The scr regulon of pUR400 and the chromosomally encoded scr regulon of Klebsiella pneumoniae KAY2026 are both negatively controlled by a specific repressor (ScrR). As deduced from the nucleotide sequences, both scrR genes encode polypeptides of 334 residues (85.5% identical base pairs, 91.3% identical amino acids), containing an N‐terminal helix‐turn‐helix motif. Comparison with other regulatory proteins revealed 30.6% identical amino acids to FruR, 27.0% to Lacl and 28.1% to GaIR. Six scrR^s super‐repressor mutations define the inducer‐binding domain.

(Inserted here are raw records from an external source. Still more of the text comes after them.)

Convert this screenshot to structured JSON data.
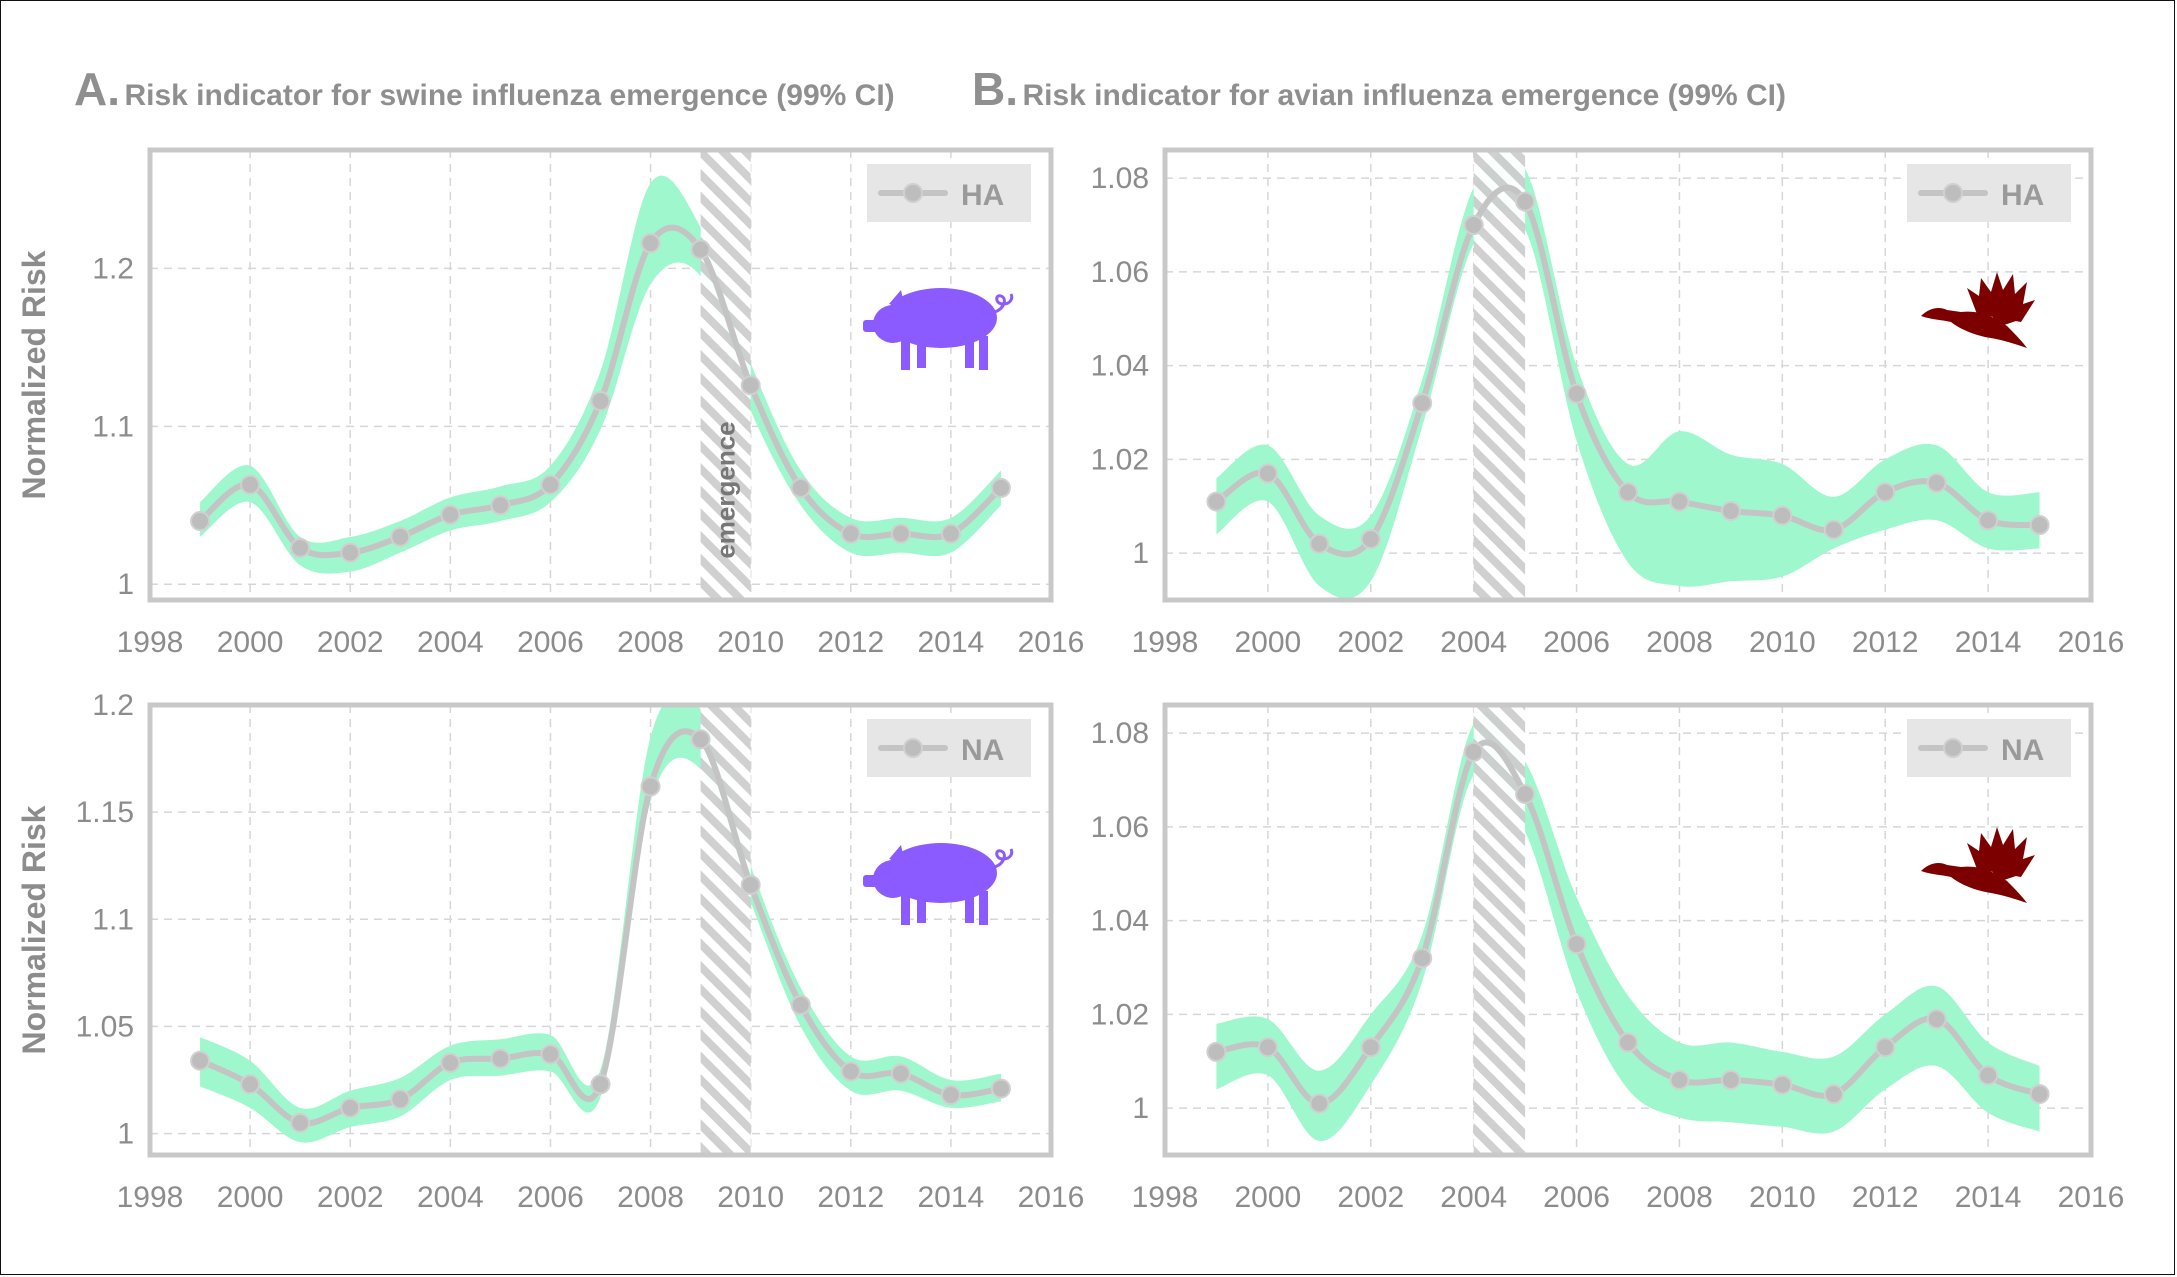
{
  "panel_titles": {
    "a": {
      "letter": "A.",
      "text": "Risk indicator for swine influenza emergence (99% CI)"
    },
    "b": {
      "letter": "B.",
      "text": "Risk indicator for avian influenza emergence (99% CI)"
    }
  },
  "colors": {
    "band": "#9ff7cd",
    "line": "#c4c4c4",
    "axis": "#c8c8c8",
    "tick_text": "#8c8c8c",
    "pig": "#8b5bff",
    "duck": "#7d0000",
    "legend_bg": "#e6e6e6"
  },
  "chart_data": [
    {
      "id": "swine-ha",
      "type": "line",
      "subject_icon": "pig-icon",
      "ylabel": "Normalized Risk",
      "legend": "HA",
      "legend_placement": "top-right",
      "grid": true,
      "xlim": [
        1998,
        2016
      ],
      "ylim": [
        0.99,
        1.275
      ],
      "xticks": [
        1998,
        2000,
        2002,
        2004,
        2006,
        2008,
        2010,
        2012,
        2014,
        2016
      ],
      "yticks": [
        1,
        1.1,
        1.2
      ],
      "ytick_labels": [
        "1",
        "1.1",
        "1.2"
      ],
      "emergence": {
        "start": 2009,
        "end": 2010,
        "label": "emergence"
      },
      "x": [
        1999,
        2000,
        2001,
        2002,
        2003,
        2004,
        2005,
        2006,
        2007,
        2008,
        2009,
        2010,
        2011,
        2012,
        2013,
        2014,
        2015
      ],
      "y": [
        1.04,
        1.063,
        1.023,
        1.02,
        1.03,
        1.044,
        1.05,
        1.063,
        1.116,
        1.216,
        1.212,
        1.126,
        1.061,
        1.032,
        1.032,
        1.032,
        1.061
      ],
      "lower": [
        1.03,
        1.052,
        1.012,
        1.008,
        1.02,
        1.034,
        1.04,
        1.052,
        1.098,
        1.19,
        1.195,
        1.11,
        1.05,
        1.02,
        1.02,
        1.02,
        1.05
      ],
      "upper": [
        1.052,
        1.075,
        1.03,
        1.03,
        1.04,
        1.055,
        1.062,
        1.075,
        1.135,
        1.254,
        1.226,
        1.14,
        1.072,
        1.042,
        1.042,
        1.042,
        1.072
      ]
    },
    {
      "id": "avian-ha",
      "type": "line",
      "subject_icon": "duck-icon",
      "ylabel": "",
      "legend": "HA",
      "legend_placement": "top-right",
      "grid": true,
      "xlim": [
        1998,
        2016
      ],
      "ylim": [
        0.99,
        1.086
      ],
      "xticks": [
        1998,
        2000,
        2002,
        2004,
        2006,
        2008,
        2010,
        2012,
        2014,
        2016
      ],
      "yticks": [
        1,
        1.02,
        1.04,
        1.06,
        1.08
      ],
      "ytick_labels": [
        "1",
        "1.02",
        "1.04",
        "1.06",
        "1.08"
      ],
      "emergence": {
        "start": 2004,
        "end": 2005,
        "label": ""
      },
      "x": [
        1999,
        2000,
        2001,
        2002,
        2003,
        2004,
        2005,
        2006,
        2007,
        2008,
        2009,
        2010,
        2011,
        2012,
        2013,
        2014,
        2015
      ],
      "y": [
        1.011,
        1.017,
        1.002,
        1.003,
        1.032,
        1.07,
        1.075,
        1.034,
        1.013,
        1.011,
        1.009,
        1.008,
        1.005,
        1.013,
        1.015,
        1.007,
        1.006
      ],
      "lower": [
        1.004,
        1.011,
        0.993,
        0.994,
        1.027,
        1.066,
        1.069,
        1.024,
        0.998,
        0.993,
        0.994,
        0.995,
        1.001,
        1.005,
        1.007,
        1.001,
        1.001
      ],
      "upper": [
        1.016,
        1.023,
        1.008,
        1.008,
        1.037,
        1.078,
        1.082,
        1.04,
        1.019,
        1.026,
        1.021,
        1.019,
        1.012,
        1.02,
        1.023,
        1.013,
        1.013
      ]
    },
    {
      "id": "swine-na",
      "type": "line",
      "subject_icon": "pig-icon",
      "ylabel": "Normalized Risk",
      "legend": "NA",
      "legend_placement": "top-right",
      "grid": true,
      "xlim": [
        1998,
        2016
      ],
      "ylim": [
        0.99,
        1.2
      ],
      "xticks": [
        1998,
        2000,
        2002,
        2004,
        2006,
        2008,
        2010,
        2012,
        2014,
        2016
      ],
      "yticks": [
        1,
        1.05,
        1.1,
        1.15,
        1.2
      ],
      "ytick_labels": [
        "1",
        "1.05",
        "1.1",
        "1.15",
        "1.2"
      ],
      "emergence": {
        "start": 2009,
        "end": 2010,
        "label": ""
      },
      "x": [
        1999,
        2000,
        2001,
        2002,
        2003,
        2004,
        2005,
        2006,
        2007,
        2008,
        2009,
        2010,
        2011,
        2012,
        2013,
        2014,
        2015
      ],
      "y": [
        1.034,
        1.023,
        1.005,
        1.012,
        1.016,
        1.033,
        1.035,
        1.037,
        1.023,
        1.162,
        1.184,
        1.116,
        1.06,
        1.029,
        1.028,
        1.018,
        1.021
      ],
      "lower": [
        1.022,
        1.012,
        0.996,
        1.003,
        1.008,
        1.025,
        1.027,
        1.029,
        1.017,
        1.155,
        1.17,
        1.108,
        1.05,
        1.02,
        1.02,
        1.012,
        1.015
      ],
      "upper": [
        1.045,
        1.034,
        1.012,
        1.02,
        1.026,
        1.041,
        1.044,
        1.046,
        1.03,
        1.185,
        1.198,
        1.125,
        1.068,
        1.036,
        1.036,
        1.025,
        1.028
      ]
    },
    {
      "id": "avian-na",
      "type": "line",
      "subject_icon": "duck-icon",
      "ylabel": "",
      "legend": "NA",
      "legend_placement": "top-right",
      "grid": true,
      "xlim": [
        1998,
        2016
      ],
      "ylim": [
        0.99,
        1.086
      ],
      "xticks": [
        1998,
        2000,
        2002,
        2004,
        2006,
        2008,
        2010,
        2012,
        2014,
        2016
      ],
      "yticks": [
        1,
        1.02,
        1.04,
        1.06,
        1.08
      ],
      "ytick_labels": [
        "1",
        "1.02",
        "1.04",
        "1.06",
        "1.08"
      ],
      "emergence": {
        "start": 2004,
        "end": 2005,
        "label": ""
      },
      "x": [
        1999,
        2000,
        2001,
        2002,
        2003,
        2004,
        2005,
        2006,
        2007,
        2008,
        2009,
        2010,
        2011,
        2012,
        2013,
        2014,
        2015
      ],
      "y": [
        1.012,
        1.013,
        1.001,
        1.013,
        1.032,
        1.076,
        1.067,
        1.035,
        1.014,
        1.006,
        1.006,
        1.005,
        1.003,
        1.013,
        1.019,
        1.007,
        1.003
      ],
      "lower": [
        1.004,
        1.007,
        0.993,
        1.005,
        1.027,
        1.071,
        1.059,
        1.025,
        1.004,
        0.998,
        0.997,
        0.996,
        0.995,
        1.004,
        1.009,
        0.999,
        0.995
      ],
      "upper": [
        1.018,
        1.019,
        1.008,
        1.02,
        1.037,
        1.082,
        1.074,
        1.045,
        1.024,
        1.014,
        1.014,
        1.012,
        1.011,
        1.02,
        1.026,
        1.014,
        1.009
      ]
    }
  ]
}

The scr operator sequences were identified by in vivo titration tests of the sucrose repressor and by in vitro electrophoretic mobility shift assays. D‐fructose, an intracellular product of sucrose transport and hydrolysis, and D‐fructose 1‐phosphate were shown to be molecular inducers of both scr regulons. An active ScrR–FruR hybrid repressor protein was constructed with the N‐terminal part of the sucrose repressor of K. pneumoniae and the C‐terminal part of the fructose repressor of Salmonella typhimurium, LT2. Gel retardation assays showed that the hybrid protein bound to scr‐specific operators, and that D‐fructose 1‐phosphate, the inducer for FruR, was the only inducer. In vivo, neither the operators of the fru operon nor of the pps, operon, the natural targets for FruR, were recognized, but the scr operators were. These data and the data obtained from the super‐repressor alleles confirm previous models on the binding of repressors of the Lacl family to their operators.